The Liberal Democrats have been criticised by Green Party politicians and activists for the terms on which they have agreed a coalition deal with the Conservative Party.
The Green Party leader Caroline Lucas described the Liberal Democrats as “not the party of change, but the party of changing their mind”. Lucas, who last week became the first Green MP in Britain, made the comments shortly before the Liberal Democrats entered a coalition government yesterday evening (11 May).
She insisted that Liberal Democrat leader Nick Clegg should hold out for a referendum on proportional representation. But it has now been confirmed that the deal between the Tories and LibDems will limit electoral reform to a referendum on Alternative Vote, a variation on the current non-proportional system.
Lucas' warning of "the Liberal Democrats' tendency to backtrack on promises” was echoed by Green and other left-wing activists following the news of the coalition last night. Darren Johnson, one of the Green members of the London Assembly, used Twitter to encourage disgruntled Liberal Democrat members to join the Green Party.
Before the deal was announced, Lucas said, “Nick Clegg has a unique opportunity to make history. Most people in politics are familiar with the Lib Dems' fickleness, but this is the one time when the Lib Dems must hold their nerve”.
The Tory-Liberal Democrat deal was confirmed after talks broke down between the Liberal Democrats and Labour.
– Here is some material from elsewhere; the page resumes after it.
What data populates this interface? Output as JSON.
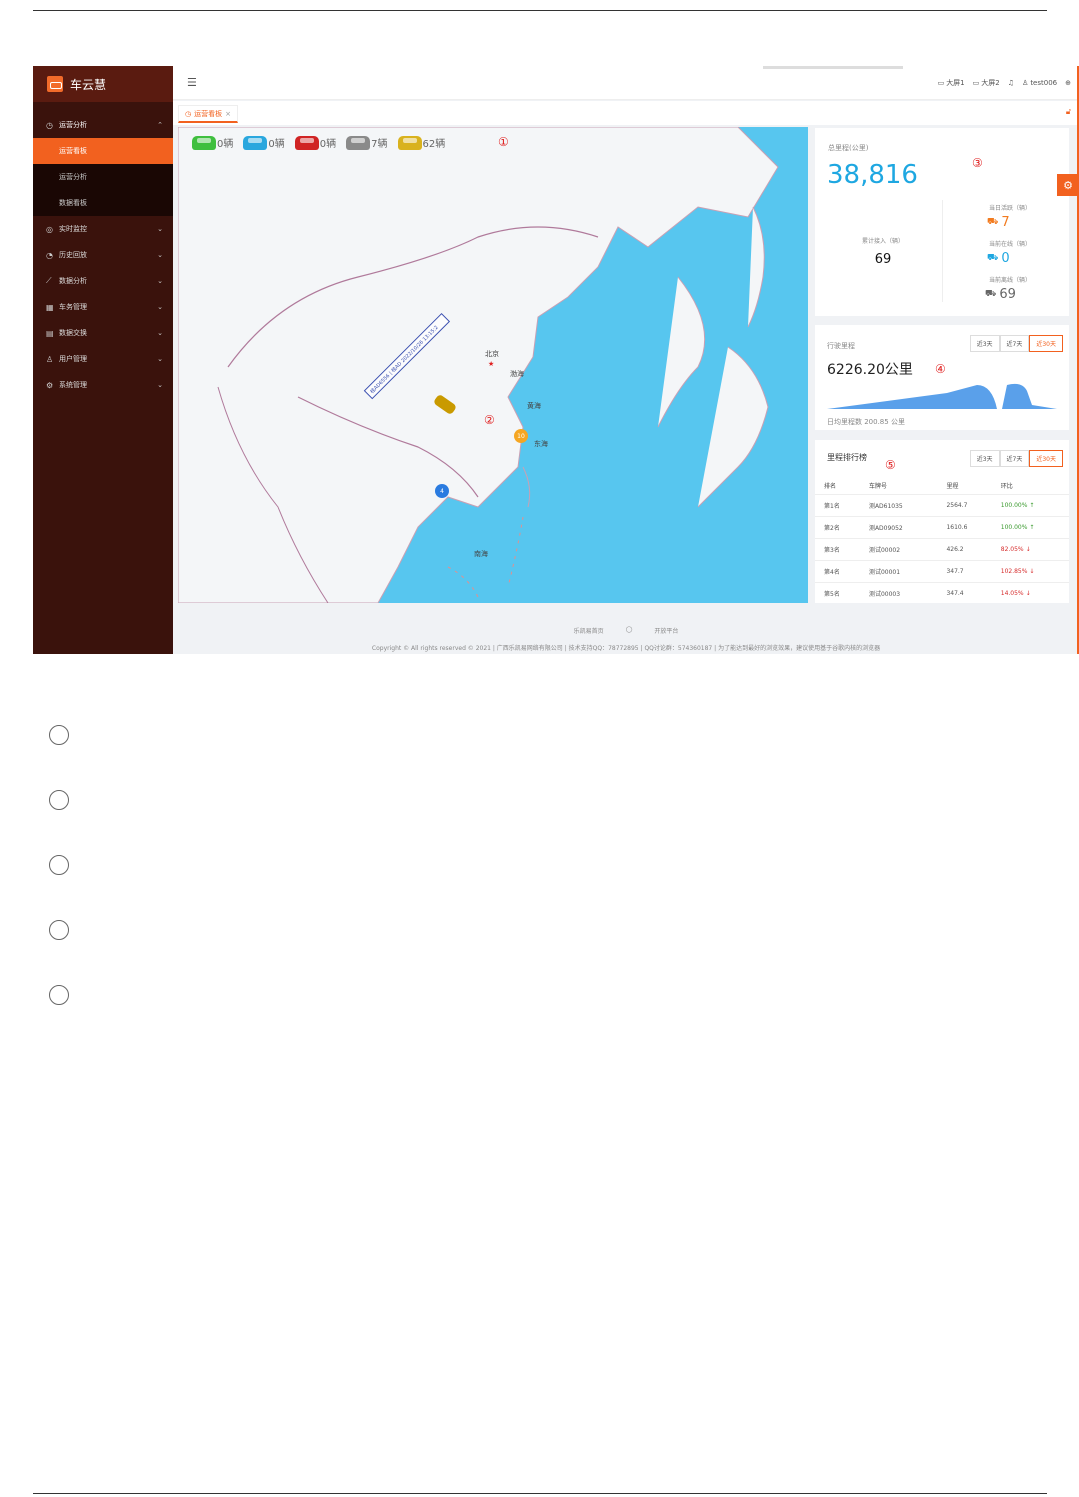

The Scottish National Party leader, Alex Salmond, has heavily criticised the Labour Party for failing to commit themselves to a “progressive coalition” that could have included his own party as well as the Liberal Democrats.
Details of the coalition are still emerging. The Tory leader, David Cameron, has taken over as Prime Minister while the Liberal Democrat leader, Nick Clegg, is Deputy Prime Minister.
It is understood that there will be a referendum on Alternative Vote, but Tory MPs will be free to campaign against it. Five-year fixed-term parliaments will also be introduced.
Clegg is likely to face criticism for abandoning his opposition to renewal of the Trident nuclear weapons system. This may lead to rebellion on the Liberal Democrat backbenches when votes on Trident take place in the Commons.
The Liberal Democrats have also agreed to the Tory policies of a cap on immigration, an emergency budget and £6bn worth of spending cuts. But the Tories will abandon their plans for cuts in inheritance tax for the wealthy.
The government will go ahead with the Conservative plan of introducing tax breaks for married couples, although Liberal Democrat MPs will abstain when the measure is put to Parliament. This part of the agreement raises the prospect of other arrangements of this type.
There will be five Liberal Democrats in the cabinet, including Danny Alexander as Scottish Secretary. Meanwhile, William Hague takes over as Foreign Secretary and the role of Chancellor of the Exchequer goes to Cameron's old ally, George Osborne.
There is likely to be alarm at the news that Liam Fox is the new Defence Secretary. Fox is widely recognised as one of the Tories' most ardently pro-war, pro-nuclear and pro-arms trade politicians.
Further details of policies and appointments are expected to emerge throughout the day.